Marriage of William Brown and Rose Goode registered June quarter 1901 at West Bromwich.
32 Leabrook, Wednesbury, Staffs.
William Henry Brown (30, Steam Boiler Stoker, born Wednesbury), his wife Rosa (27, born Wednesbury), and their 2 surviving children of 4: Florence Maud (4, born Wednesbury), and Elisabeth Rosa (1, born Wednesbury). Two further daughters were born: Annie on 8th June 1911, and Elsie on 12th July 1913.
The 'Staffordshire Roll of Honour' records 'W H Brown, Sgt South Staffs'. There is no other candidate than this man, who 'Soldiers Died in the Great War' shows as born and enlisted in Wednesbury. The area of Leabrook is on the border of Tipton and Wednesbury, so it is almost certain to be the correct man.
On 30th September 1916, William was admitted to No. 11 Casualty Clearing Station at Gezaincourt, well to the west of the Somme battlefield. He was 35 years of age and had been 13 months on active service. He was suffering from a Gun Shot Wound to the left shoulder. After just one day, William was evacuated to one of the hospitals near the coast, being transported on No. 30 Ambulance Train.
After William's death, his outstanding army pay and allowances amounted to £2/17/6d (2 pounds, 17 shillings and 6 pence); this was paid to his widow and sole legatee, Rose, in March 1918. His War Gratuity was £12/10/0d (12 pounds and 10 shillings), this was also paid to Rose in November 1919. The value of the War Gratuity suggests that William had enlisted in April 1915.
His widow, Rose, received a Grant of £5 on 5th November 1917. She was then awarded a Pension for herself and 4 children, this was initially £1/10/0d (1 pound and 10 shillings) on 29th April 1918, but increased to £1/15/0d (1 pound and 15 shillings) just a few days later on 1st May 1918.

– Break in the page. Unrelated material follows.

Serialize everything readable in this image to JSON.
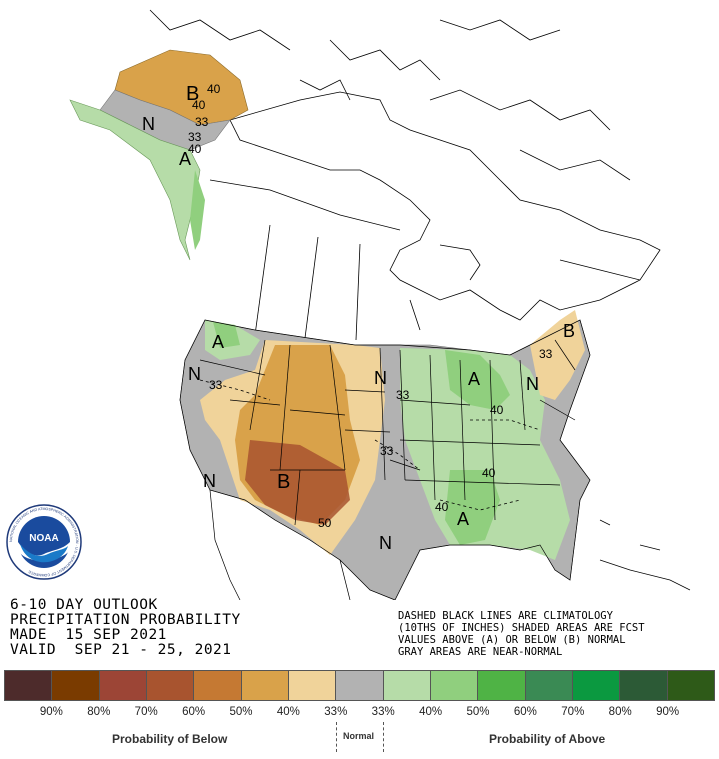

William was posted to the 7th Battalion, South Staffs. On 4th October 1917 the 7th South Staffs attacked at Poelcapelle as part of the 3rd Battle of Ypres. The attack was moderately successful, but the 7th South Staffs were not allowed to follow-up their success. 42 men of the 7th South Staffs are recorded as being killed in action on the 4th October. William, like most of these men, has no known grave and is commemorated on the Tyne Cot Memorial.

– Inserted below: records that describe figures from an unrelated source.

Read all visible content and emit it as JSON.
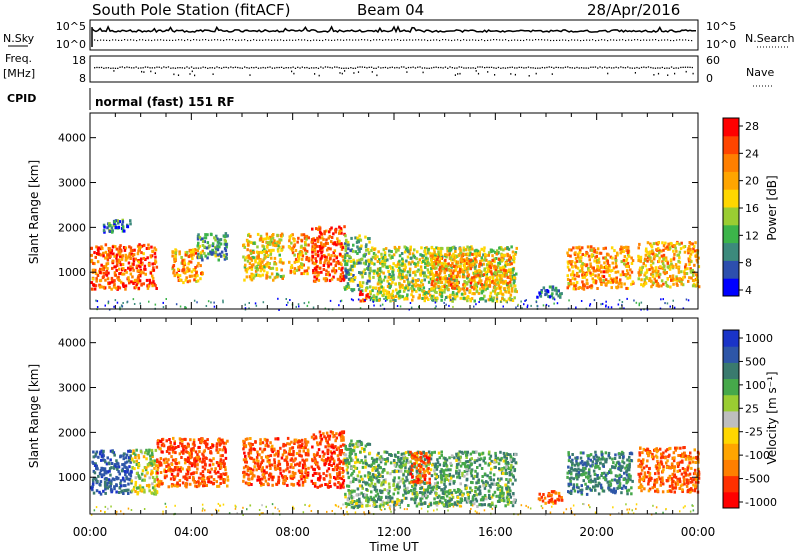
{
  "header": {
    "station": "South Pole Station (fitACF)",
    "beam": "Beam 04",
    "date": "28/Apr/2016"
  },
  "nsky_panel": {
    "label_left": "N.Sky",
    "label_right": "N.Search",
    "ticks_left": [
      "10^5",
      "10^0"
    ],
    "ticks_right": [
      "10^5",
      "10^0"
    ]
  },
  "freq_panel": {
    "label_left_line1": "Freq.",
    "label_left_line2": "[MHz]",
    "label_right": "Nave",
    "ticks_left": [
      "18",
      "8"
    ],
    "ticks_right": [
      "60",
      "0"
    ]
  },
  "cpid": {
    "label": "CPID",
    "text": "normal (fast) 151 RF"
  },
  "colors": {
    "power": [
      "#0000ff",
      "#2d4fae",
      "#3c8a7c",
      "#3cb44a",
      "#9acd32",
      "#ffd700",
      "#ffa500",
      "#ff7f00",
      "#ff4500",
      "#ff0000"
    ],
    "velocity": [
      "#1a34c8",
      "#2e56a8",
      "#3a7a6e",
      "#46a84a",
      "#9acd32",
      "#bebebe",
      "#ffd700",
      "#ffa500",
      "#ff7f00",
      "#ff3000",
      "#ff0000"
    ]
  },
  "chart_data": [
    {
      "type": "heatmap",
      "name": "power",
      "xlabel": "",
      "ylabel": "Slant Range [km]",
      "xlim": [
        "00:00",
        "24:00"
      ],
      "ylim": [
        180,
        4550
      ],
      "yticks": [
        "1000",
        "2000",
        "3000",
        "4000"
      ],
      "colorbar": {
        "label": "Power [dB]",
        "ticks": [
          "28",
          "24",
          "20",
          "16",
          "12",
          "8",
          "4"
        ],
        "range": [
          0,
          32
        ]
      },
      "echo_regions": [
        {
          "t0": 0.0,
          "t1": 2.6,
          "r0": 650,
          "r1": 1650,
          "level": 26
        },
        {
          "t0": 0.5,
          "t1": 1.6,
          "r0": 1900,
          "r1": 2200,
          "level": 7
        },
        {
          "t0": 3.2,
          "t1": 4.4,
          "r0": 800,
          "r1": 1550,
          "level": 22
        },
        {
          "t0": 4.2,
          "t1": 5.4,
          "r0": 1300,
          "r1": 1900,
          "level": 10
        },
        {
          "t0": 6.0,
          "t1": 7.6,
          "r0": 850,
          "r1": 1900,
          "level": 18
        },
        {
          "t0": 7.8,
          "t1": 8.6,
          "r0": 1000,
          "r1": 1900,
          "level": 22
        },
        {
          "t0": 8.7,
          "t1": 10.0,
          "r0": 800,
          "r1": 2050,
          "level": 26
        },
        {
          "t0": 10.0,
          "t1": 11.0,
          "r0": 600,
          "r1": 1850,
          "level": 12
        },
        {
          "t0": 10.6,
          "t1": 11.0,
          "r0": 380,
          "r1": 620,
          "level": 28
        },
        {
          "t0": 11.0,
          "t1": 16.8,
          "r0": 380,
          "r1": 1600,
          "level": 15
        },
        {
          "t0": 13.4,
          "t1": 16.6,
          "r0": 650,
          "r1": 1450,
          "level": 22
        },
        {
          "t0": 17.6,
          "t1": 18.6,
          "r0": 450,
          "r1": 720,
          "level": 6
        },
        {
          "t0": 18.8,
          "t1": 21.4,
          "r0": 650,
          "r1": 1600,
          "level": 22
        },
        {
          "t0": 21.6,
          "t1": 24.0,
          "r0": 700,
          "r1": 1700,
          "level": 20
        },
        {
          "t0": 0.0,
          "t1": 24.0,
          "r0": 180,
          "r1": 430,
          "level": 6
        }
      ]
    },
    {
      "type": "heatmap",
      "name": "velocity",
      "xlabel": "Time UT",
      "ylabel": "Slant Range [km]",
      "xlim": [
        "00:00",
        "24:00"
      ],
      "xticks": [
        "00:00",
        "04:00",
        "08:00",
        "12:00",
        "16:00",
        "20:00",
        "00:00"
      ],
      "ylim": [
        180,
        4550
      ],
      "yticks": [
        "1000",
        "2000",
        "3000",
        "4000"
      ],
      "colorbar": {
        "label": "Velocity [m s⁻¹]",
        "ticks": [
          "1000",
          "500",
          "100",
          "25",
          "-25",
          "-100",
          "-500",
          "-1000"
        ]
      },
      "echo_regions": [
        {
          "t0": 0.0,
          "t1": 1.6,
          "r0": 650,
          "r1": 1650,
          "level": 700
        },
        {
          "t0": 1.6,
          "t1": 2.6,
          "r0": 650,
          "r1": 1650,
          "level": 60
        },
        {
          "t0": 2.6,
          "t1": 5.4,
          "r0": 800,
          "r1": 1900,
          "level": -300
        },
        {
          "t0": 6.0,
          "t1": 8.6,
          "r0": 850,
          "r1": 1900,
          "level": -300
        },
        {
          "t0": 8.7,
          "t1": 10.0,
          "r0": 800,
          "r1": 2050,
          "level": -400
        },
        {
          "t0": 10.0,
          "t1": 11.0,
          "r0": 350,
          "r1": 1850,
          "level": 150
        },
        {
          "t0": 11.0,
          "t1": 16.8,
          "r0": 380,
          "r1": 1600,
          "level": 200
        },
        {
          "t0": 12.6,
          "t1": 13.4,
          "r0": 900,
          "r1": 1600,
          "level": -300
        },
        {
          "t0": 17.6,
          "t1": 18.6,
          "r0": 450,
          "r1": 720,
          "level": -300
        },
        {
          "t0": 18.8,
          "t1": 21.4,
          "r0": 650,
          "r1": 1600,
          "level": 400
        },
        {
          "t0": 21.6,
          "t1": 24.0,
          "r0": 700,
          "r1": 1700,
          "level": -250
        },
        {
          "t0": 0.0,
          "t1": 24.0,
          "r0": 180,
          "r1": 430,
          "level": 10
        }
      ]
    }
  ]
}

The Battle of Poelcappelle. From "The History of the 7th South Staffs Regiment"
During the night the forming-up tapes were put out, always a trickish job. By 4.40am the battalion was formed up for the attack. Zero hour was timed for 6am precisely, and so we had an hour and 20 minutes to wait on a typical autumn morning in Belgium, with a thin drizzling rain and a cold breeze. As was expected, the enemy put down his accustomed protective barrage just before dawn, but we suffered no losses on the forming-up tapes.

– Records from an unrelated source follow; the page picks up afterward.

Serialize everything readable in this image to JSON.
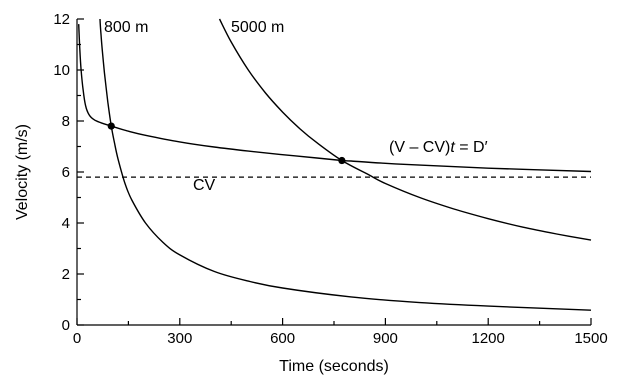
{
  "chart_data": {
    "type": "line",
    "xlabel": "Time (seconds)",
    "ylabel": "Velocity (m/s)",
    "xlim": [
      0,
      1500
    ],
    "ylim": [
      0,
      12
    ],
    "x_ticks": [
      0,
      300,
      600,
      900,
      1200,
      1500
    ],
    "x_minor_ticks": [
      150,
      450,
      750,
      1050,
      1350
    ],
    "y_ticks": [
      0,
      2,
      4,
      6,
      8,
      10,
      12
    ],
    "y_minor_ticks": [
      1,
      3,
      5,
      7,
      9,
      11
    ],
    "grid": false,
    "critical_velocity": {
      "label": "CV",
      "value": 5.8
    },
    "series": [
      {
        "key": "hyperbola",
        "name": "(V – CV)t = D′",
        "label_parts": [
          "(V – CV)",
          "t",
          " = D′"
        ],
        "x": [
          5,
          8,
          12,
          18,
          25,
          35,
          50,
          70,
          100,
          150,
          200,
          300,
          400,
          500,
          600,
          700,
          773,
          800,
          900,
          1000,
          1200,
          1500
        ],
        "y": [
          11.8,
          10.9,
          10.0,
          9.2,
          8.6,
          8.25,
          8.05,
          7.93,
          7.8,
          7.6,
          7.44,
          7.18,
          6.98,
          6.82,
          6.68,
          6.55,
          6.45,
          6.43,
          6.34,
          6.27,
          6.15,
          6.02
        ]
      },
      {
        "key": "run_800",
        "name": "800 m",
        "x": [
          67,
          70,
          75,
          80,
          90,
          100,
          110,
          120,
          140,
          160,
          200,
          250,
          300,
          400,
          500,
          600,
          800,
          1000,
          1200,
          1500
        ],
        "y": [
          12.0,
          11.4,
          10.6,
          9.9,
          8.75,
          7.8,
          7.1,
          6.5,
          5.55,
          4.9,
          4.0,
          3.25,
          2.75,
          2.1,
          1.72,
          1.45,
          1.1,
          0.88,
          0.74,
          0.58
        ]
      },
      {
        "key": "run_5000",
        "name": "5000 m",
        "x": [
          416,
          450,
          500,
          550,
          600,
          650,
          700,
          773,
          850,
          900,
          1000,
          1100,
          1200,
          1300,
          1400,
          1500
        ],
        "y": [
          12.0,
          11.1,
          10.0,
          9.1,
          8.35,
          7.7,
          7.15,
          6.45,
          5.9,
          5.55,
          5.0,
          4.55,
          4.17,
          3.84,
          3.57,
          3.33
        ]
      }
    ],
    "points": [
      {
        "x": 100,
        "y": 7.8
      },
      {
        "x": 773,
        "y": 6.45
      }
    ]
  }
}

Our barrage opened at 6am precisely, and we were glad to be up and doing after the long, cold, anxious wait. The enemy was resisting by distributing his forces to a great depth; his forward area was mainly defended by small nests in consolidated shell-holes generally supported by one or more machine-guns or else by larger and stronger posts centring round a concrete pill-box defended by machine-gunners.
The first and second objectives were reported captured at 8.55am; casualties had not been severe, and were all due to machine-gun and rifle fire. Further casualties were suffered from snipers and it was hard on our men that they could not go on and exploit their success. At 6.45pm the enemy was seen advancing, but it was a very half-hearted attempt.
Wednesbury Borough News 27th October 1917 and 17th November 1917 (identical articles).
KILLED IN ACTION.
Sergeant William Brown, of 80 Leabrook Road, Wednesbury, who enlisted in the 7th South Staffords, was reported killed in action on October 4th 1917. He was 36 years of age, married, and leaves a widow and four children.
He enlisted in December 1914, and was sent out to the Dardanelles, Egypt, and France. He was wounded in 1916, but returned to France later on, after recovery. He also has two twin brothers, one of whom was killed during in the battle of the Somme, and the other had his foot blown off, and is now in hospital in England.